ALBUQUERQUE, N.M. (KRQE) – There is a push for new development on Albuquerque’s westside, including a $150-million hospital.
However, developers want a financial boost from the city to make it happen.
Albuquerque’s Northwest Mesa has grown by about 43,000 people since 2000, according to the Mid-Region Council of Governments, but the westside still lacks job opportunities and healthcare services.
“What if you have an emergency out here? You know, you have to drive 30 minutes to a frickin’ hospital,” said westside resident Kaci Bailey. “It would be really nice to have a hospital out here.”
City Councilor Ken Sanchez is behind a push to bring a 56-acre Presbyterian hospital to the westside.
Presbyterian owns a smaller plot of land in the area now, but as part of the deal, Western Albuquerque Land Holdings would exchange land with Presbyterian, giving them a larger space on 118th Street and I-40.
The developer would build shops and restaurants in that area, and Councilor Sanchez wants to make it a Tax Increment Development District, or TIDD, to help pay for public infrastructure.

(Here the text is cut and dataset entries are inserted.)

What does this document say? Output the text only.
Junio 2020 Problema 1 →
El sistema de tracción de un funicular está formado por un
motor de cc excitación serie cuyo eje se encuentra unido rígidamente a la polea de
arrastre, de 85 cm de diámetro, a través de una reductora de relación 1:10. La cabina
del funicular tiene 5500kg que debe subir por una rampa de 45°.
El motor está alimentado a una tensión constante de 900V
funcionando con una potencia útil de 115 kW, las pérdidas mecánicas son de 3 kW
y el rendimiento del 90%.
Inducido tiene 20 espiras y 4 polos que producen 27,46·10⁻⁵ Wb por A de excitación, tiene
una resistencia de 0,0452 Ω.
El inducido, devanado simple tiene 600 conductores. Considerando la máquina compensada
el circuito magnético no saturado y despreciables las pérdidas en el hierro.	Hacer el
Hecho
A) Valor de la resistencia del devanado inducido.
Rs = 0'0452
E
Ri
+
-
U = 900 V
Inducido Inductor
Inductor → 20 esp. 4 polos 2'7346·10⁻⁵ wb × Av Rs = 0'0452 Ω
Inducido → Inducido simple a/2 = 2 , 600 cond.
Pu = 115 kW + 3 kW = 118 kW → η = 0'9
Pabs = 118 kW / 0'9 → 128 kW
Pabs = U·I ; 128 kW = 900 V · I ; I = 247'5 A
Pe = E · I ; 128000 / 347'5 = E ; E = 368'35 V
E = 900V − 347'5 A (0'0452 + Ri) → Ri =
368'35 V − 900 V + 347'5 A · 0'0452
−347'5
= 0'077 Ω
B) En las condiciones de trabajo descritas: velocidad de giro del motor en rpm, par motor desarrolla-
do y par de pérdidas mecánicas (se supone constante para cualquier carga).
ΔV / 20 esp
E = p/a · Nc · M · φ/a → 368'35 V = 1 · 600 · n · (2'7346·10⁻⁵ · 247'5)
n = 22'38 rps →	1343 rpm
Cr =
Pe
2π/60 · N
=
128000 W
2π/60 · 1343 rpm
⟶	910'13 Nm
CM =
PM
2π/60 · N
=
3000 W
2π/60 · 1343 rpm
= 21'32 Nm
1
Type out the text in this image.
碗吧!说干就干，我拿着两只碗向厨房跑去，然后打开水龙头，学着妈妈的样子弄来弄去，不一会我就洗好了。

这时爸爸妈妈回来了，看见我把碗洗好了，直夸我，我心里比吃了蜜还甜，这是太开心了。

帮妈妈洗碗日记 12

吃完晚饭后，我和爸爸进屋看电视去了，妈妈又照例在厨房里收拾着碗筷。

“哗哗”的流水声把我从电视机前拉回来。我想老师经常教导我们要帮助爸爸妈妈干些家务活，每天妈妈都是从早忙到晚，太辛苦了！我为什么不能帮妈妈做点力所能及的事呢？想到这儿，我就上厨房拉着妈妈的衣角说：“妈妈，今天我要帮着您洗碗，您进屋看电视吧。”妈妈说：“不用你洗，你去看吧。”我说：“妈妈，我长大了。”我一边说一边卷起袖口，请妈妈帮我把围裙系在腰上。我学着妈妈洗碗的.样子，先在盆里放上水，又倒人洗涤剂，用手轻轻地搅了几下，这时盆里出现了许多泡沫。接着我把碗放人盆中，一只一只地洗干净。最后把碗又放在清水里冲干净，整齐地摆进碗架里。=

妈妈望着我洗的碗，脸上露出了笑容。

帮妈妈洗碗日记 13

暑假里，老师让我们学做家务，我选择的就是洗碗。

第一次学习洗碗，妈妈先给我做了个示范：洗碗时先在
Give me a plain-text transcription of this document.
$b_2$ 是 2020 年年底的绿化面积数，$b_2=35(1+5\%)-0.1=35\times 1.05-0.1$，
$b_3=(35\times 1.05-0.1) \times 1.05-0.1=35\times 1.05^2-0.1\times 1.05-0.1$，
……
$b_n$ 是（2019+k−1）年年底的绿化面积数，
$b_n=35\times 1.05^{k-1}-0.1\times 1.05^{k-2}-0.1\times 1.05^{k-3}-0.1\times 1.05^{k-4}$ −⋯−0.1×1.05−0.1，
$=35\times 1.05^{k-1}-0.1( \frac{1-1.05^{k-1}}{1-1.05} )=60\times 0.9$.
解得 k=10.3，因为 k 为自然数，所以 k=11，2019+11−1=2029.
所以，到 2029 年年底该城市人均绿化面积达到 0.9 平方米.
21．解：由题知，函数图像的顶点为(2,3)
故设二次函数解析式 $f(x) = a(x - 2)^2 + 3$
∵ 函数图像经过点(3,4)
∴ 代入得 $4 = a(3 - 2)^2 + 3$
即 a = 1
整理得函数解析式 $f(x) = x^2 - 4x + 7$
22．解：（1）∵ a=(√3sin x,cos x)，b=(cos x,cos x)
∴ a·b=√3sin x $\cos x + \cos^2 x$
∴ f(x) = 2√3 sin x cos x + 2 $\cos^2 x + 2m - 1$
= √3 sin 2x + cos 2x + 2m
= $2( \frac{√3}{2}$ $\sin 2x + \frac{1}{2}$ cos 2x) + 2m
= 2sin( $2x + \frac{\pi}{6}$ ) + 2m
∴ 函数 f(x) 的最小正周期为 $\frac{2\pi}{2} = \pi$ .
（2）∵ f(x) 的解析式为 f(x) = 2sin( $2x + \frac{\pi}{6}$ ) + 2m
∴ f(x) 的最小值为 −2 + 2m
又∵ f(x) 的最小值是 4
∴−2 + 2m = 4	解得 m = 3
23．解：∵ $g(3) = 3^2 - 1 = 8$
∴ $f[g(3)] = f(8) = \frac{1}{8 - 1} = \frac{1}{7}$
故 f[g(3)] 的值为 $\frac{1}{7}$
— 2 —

“TIDDs can be controversial at times but basically 75 percent of the increment on property taxes and gross receipt taxes would go into developing the 118th Street and the improvements there to be able to have the off ramp and to enter into the hospital,” Councilor Sanchez said.
Some spoke out against the idea at a council meeting earlier this month.
“Tax increment financing essentially becomes a subsidy to private developers at the expense of city coffers,” one woman said.
Councilor Sanchez points to assurances built into the proposed agreement, stating that if the hospital isn’t built in at least 20 years, then the deal is off and city money is protected.
In the face of a lot of unanswered questions, one certainty is more debate to come on the topic in City Council.
Councilors voted 7 to 2 on Monday, March 6 to pass a resolution that declared the intent of City Council to consider a resolution to form the Lower Petroglyphs Tax Increment Development District.
Councilors Pat Davis and Diane Gibson voted against the resolution.
After declaring the council’s intent, council members will later vote on a resolution to actually create the development district when more debates are expected to be heard.